Whitehall is a main road running between Trafalgar Square and Parliament Square. However, Whitehall is more widely known as the centre of the Government of the United Kingdom with its numerous departments and ministries.
There has been a route connecting Charing Cross to Westminster since the Middle Ages and was associated with Kings and Queens especially the Palace of Westminster and the Palace of Whitehall.

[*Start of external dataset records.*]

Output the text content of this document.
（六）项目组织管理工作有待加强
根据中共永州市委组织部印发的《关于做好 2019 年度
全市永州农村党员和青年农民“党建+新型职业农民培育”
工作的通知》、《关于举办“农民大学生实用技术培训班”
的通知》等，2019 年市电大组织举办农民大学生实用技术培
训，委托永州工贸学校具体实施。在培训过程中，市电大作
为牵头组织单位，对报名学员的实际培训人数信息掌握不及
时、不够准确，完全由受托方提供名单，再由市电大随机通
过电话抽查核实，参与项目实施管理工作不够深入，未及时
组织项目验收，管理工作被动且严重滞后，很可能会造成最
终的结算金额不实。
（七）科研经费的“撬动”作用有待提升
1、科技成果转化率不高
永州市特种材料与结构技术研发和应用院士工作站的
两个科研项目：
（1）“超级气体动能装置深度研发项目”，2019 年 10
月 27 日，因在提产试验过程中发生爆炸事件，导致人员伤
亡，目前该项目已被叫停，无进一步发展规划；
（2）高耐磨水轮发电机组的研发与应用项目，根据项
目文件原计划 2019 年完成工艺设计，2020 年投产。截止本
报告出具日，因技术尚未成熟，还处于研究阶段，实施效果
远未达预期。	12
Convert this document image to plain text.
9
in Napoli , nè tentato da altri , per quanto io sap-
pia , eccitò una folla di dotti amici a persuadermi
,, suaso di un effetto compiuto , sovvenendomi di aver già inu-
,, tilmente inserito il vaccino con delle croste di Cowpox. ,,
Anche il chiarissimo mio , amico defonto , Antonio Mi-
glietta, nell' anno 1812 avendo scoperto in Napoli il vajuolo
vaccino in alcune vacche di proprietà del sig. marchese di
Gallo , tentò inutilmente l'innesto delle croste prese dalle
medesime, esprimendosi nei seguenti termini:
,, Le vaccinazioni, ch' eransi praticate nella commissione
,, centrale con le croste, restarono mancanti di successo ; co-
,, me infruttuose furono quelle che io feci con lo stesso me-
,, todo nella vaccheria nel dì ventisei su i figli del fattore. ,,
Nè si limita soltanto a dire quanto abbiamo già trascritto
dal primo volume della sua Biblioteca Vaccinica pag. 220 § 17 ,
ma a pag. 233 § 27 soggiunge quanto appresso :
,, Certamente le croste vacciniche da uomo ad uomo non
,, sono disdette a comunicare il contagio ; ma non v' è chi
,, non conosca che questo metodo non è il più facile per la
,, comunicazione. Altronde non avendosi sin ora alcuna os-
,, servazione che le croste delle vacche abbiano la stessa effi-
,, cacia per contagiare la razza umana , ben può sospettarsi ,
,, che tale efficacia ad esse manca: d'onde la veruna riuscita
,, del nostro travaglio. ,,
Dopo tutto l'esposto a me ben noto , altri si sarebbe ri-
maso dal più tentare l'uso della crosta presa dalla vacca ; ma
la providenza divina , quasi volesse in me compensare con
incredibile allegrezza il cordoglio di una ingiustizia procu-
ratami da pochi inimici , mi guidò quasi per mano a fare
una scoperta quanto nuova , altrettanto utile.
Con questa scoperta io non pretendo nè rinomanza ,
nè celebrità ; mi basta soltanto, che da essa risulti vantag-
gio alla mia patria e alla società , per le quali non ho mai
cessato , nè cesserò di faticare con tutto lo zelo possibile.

The Palace of Whitehall was so named in the reign of Henry VIII, it became the King’s main residence and he married Anne Boleyn and Jane Seymour there, and died at the palace in 1547. Charles I used the Palace for art collection but it ceased to be a royal residence after 1689, when William III moved to Kensington Palace. The palace burned to the ground in 1698, only the Banqueting House survived and can still be seen by visitors. It was in front of Banqueting House where Charles I was taken to a scaffold and beheaded.
The area is now made up of numerous government buildings, including the old War Office building, Horse Guards, the Ministry of Defence and the Cabinet Office. In the middle of the road is the Cenotaph which was designed by Sir Edwin Lutyens and erected in 1919. It is the main war memorial in Britain and an annual service is held here on Remembrance Sunday, led by members of the Royal Family and leading politicians with crowds of thousands. In 2005 a national Monument to the Women of World War II was erected near the Cenotaph.

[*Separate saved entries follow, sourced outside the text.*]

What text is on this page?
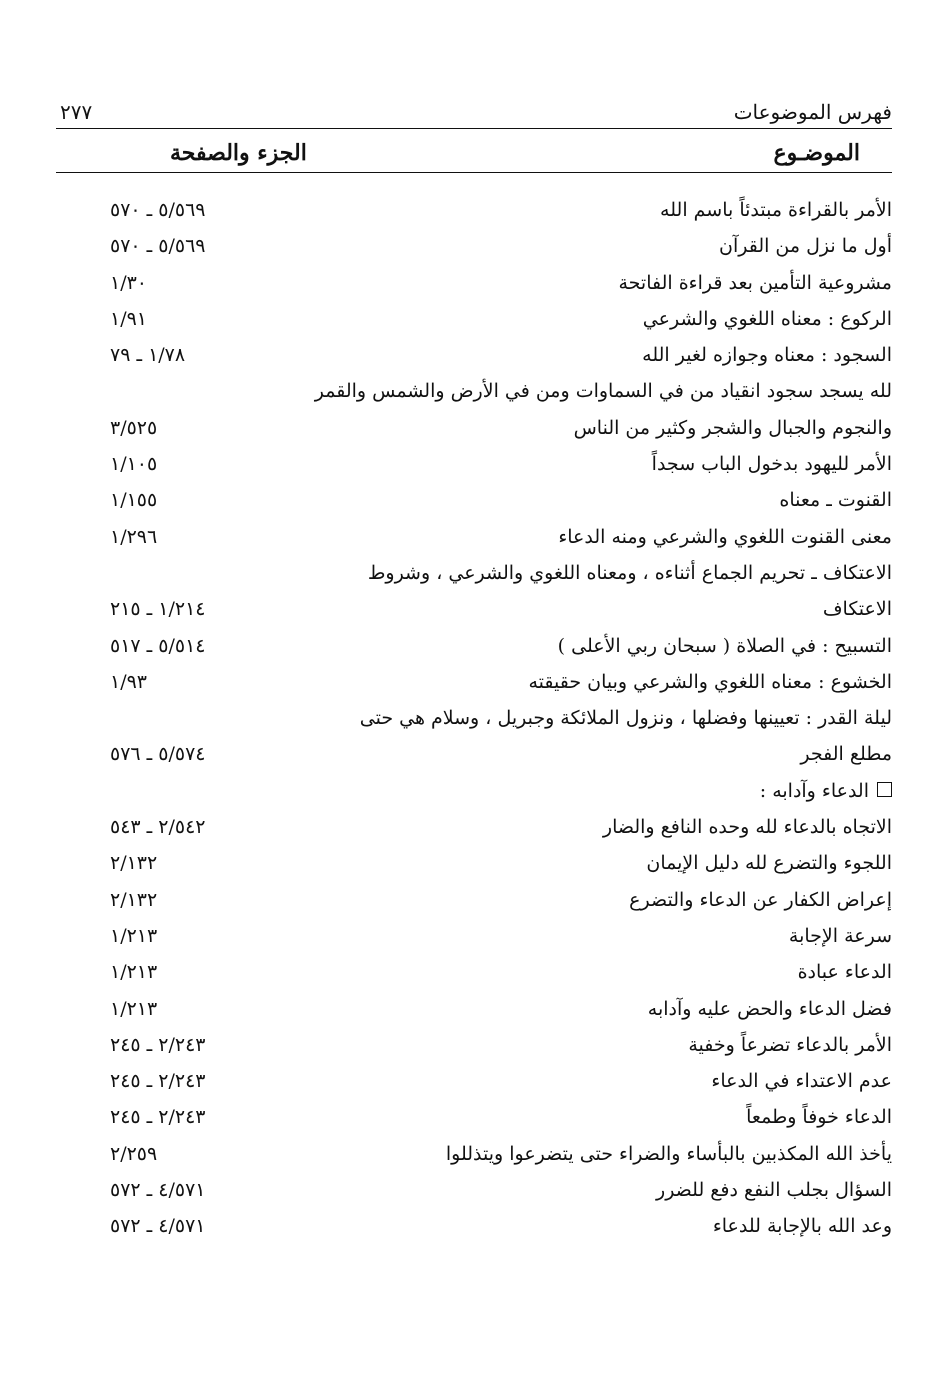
فهرس الموضوعات
٢٧٧
الموضـوع
الجزء والصفحة
الأمر بالقراءة مبتدئاً باسم الله
٥/٥٦٩ ـ ٥٧٠
أول ما نزل من القرآن
٥/٥٦٩ ـ ٥٧٠
مشروعية التأمين بعد قراءة الفاتحة
١/٣٠
الركوع : معناه اللغوي والشرعي
١/٩١
السجود : معناه وجوازه لغير الله
١/٧٨ ـ ٧٩
لله يسجد سجود انقياد من في السماوات ومن في الأرض والشمس والقمر
والنجوم والجبال والشجر وكثير من الناس
٣/٥٢٥
الأمر لليهود بدخول الباب سجداً
١/١٠٥
القنوت ـ معناه
١/١٥٥
معنى القنوت اللغوي والشرعي ومنه الدعاء
١/٢٩٦
الاعتكاف ـ تحريم الجماع أثناءه ، ومعناه اللغوي والشرعي ، وشروط
الاعتكاف
١/٢١٤ ـ ٢١٥
التسبيح : في الصلاة ( سبحان ربي الأعلى )
٥/٥١٤ ـ ٥١٧
الخشوع : معناه اللغوي والشرعي وبيان حقيقته
١/٩٣
ليلة القدر : تعيينها وفضلها ، ونزول الملائكة وجبريل ، وسلام هي حتى
مطلع الفجر
٥/٥٧٤ ـ ٥٧٦
الدعاء وآدابه :
الاتجاه بالدعاء لله وحده النافع والضار
٢/٥٤٢ ـ ٥٤٣
اللجوء والتضرع لله دليل الإيمان
٢/١٣٢
إعراض الكفار عن الدعاء والتضرع
٢/١٣٢
سرعة الإجابة
١/٢١٣
الدعاء عبادة
١/٢١٣
فضل الدعاء والحض عليه وآدابه
١/٢١٣
الأمر بالدعاء تضرعاً وخفية
٢/٢٤٣ ـ ٢٤٥
عدم الاعتداء في الدعاء
٢/٢٤٣ ـ ٢٤٥
الدعاء خوفاً وطمعاً
٢/٢٤٣ ـ ٢٤٥
يأخذ الله المكذبين بالبأساء والضراء حتى يتضرعوا ويتذللوا
٢/٢٥٩
السؤال بجلب النفع دفع للضرر
٤/٥٧١ ـ ٥٧٢
وعد الله بالإجابة للدعاء
٤/٥٧١ ـ ٥٧٢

Off the main road is a road leading to Downing Street which is home to the official residences and offices of the Prime Minister and the Chancellor of the Exchequer, there is also a shortcut to Horse Guards Parade which has been used for a variety of reviews, parades and other ceremonies for centuries.
In Whitehall, there are number of memorials and monuments including those to the Royal Tank Regiment, The Gurkha’s, Prince George, Duke of Cambridge, Spencer Cavendish, Douglas Haig, 1st Earl Haig, Field Marshal Montgomery, William Slim, 1st Viscount Slim.
A walk around Whitehall is reminder that power, both monarchs and state has resided here for centuries. Even today you can watch the Civil Servants and politicians going about there business mingling with the thousands of visitors walking down from Trafalgar Square to the House of Parliament and Westminster Abbey.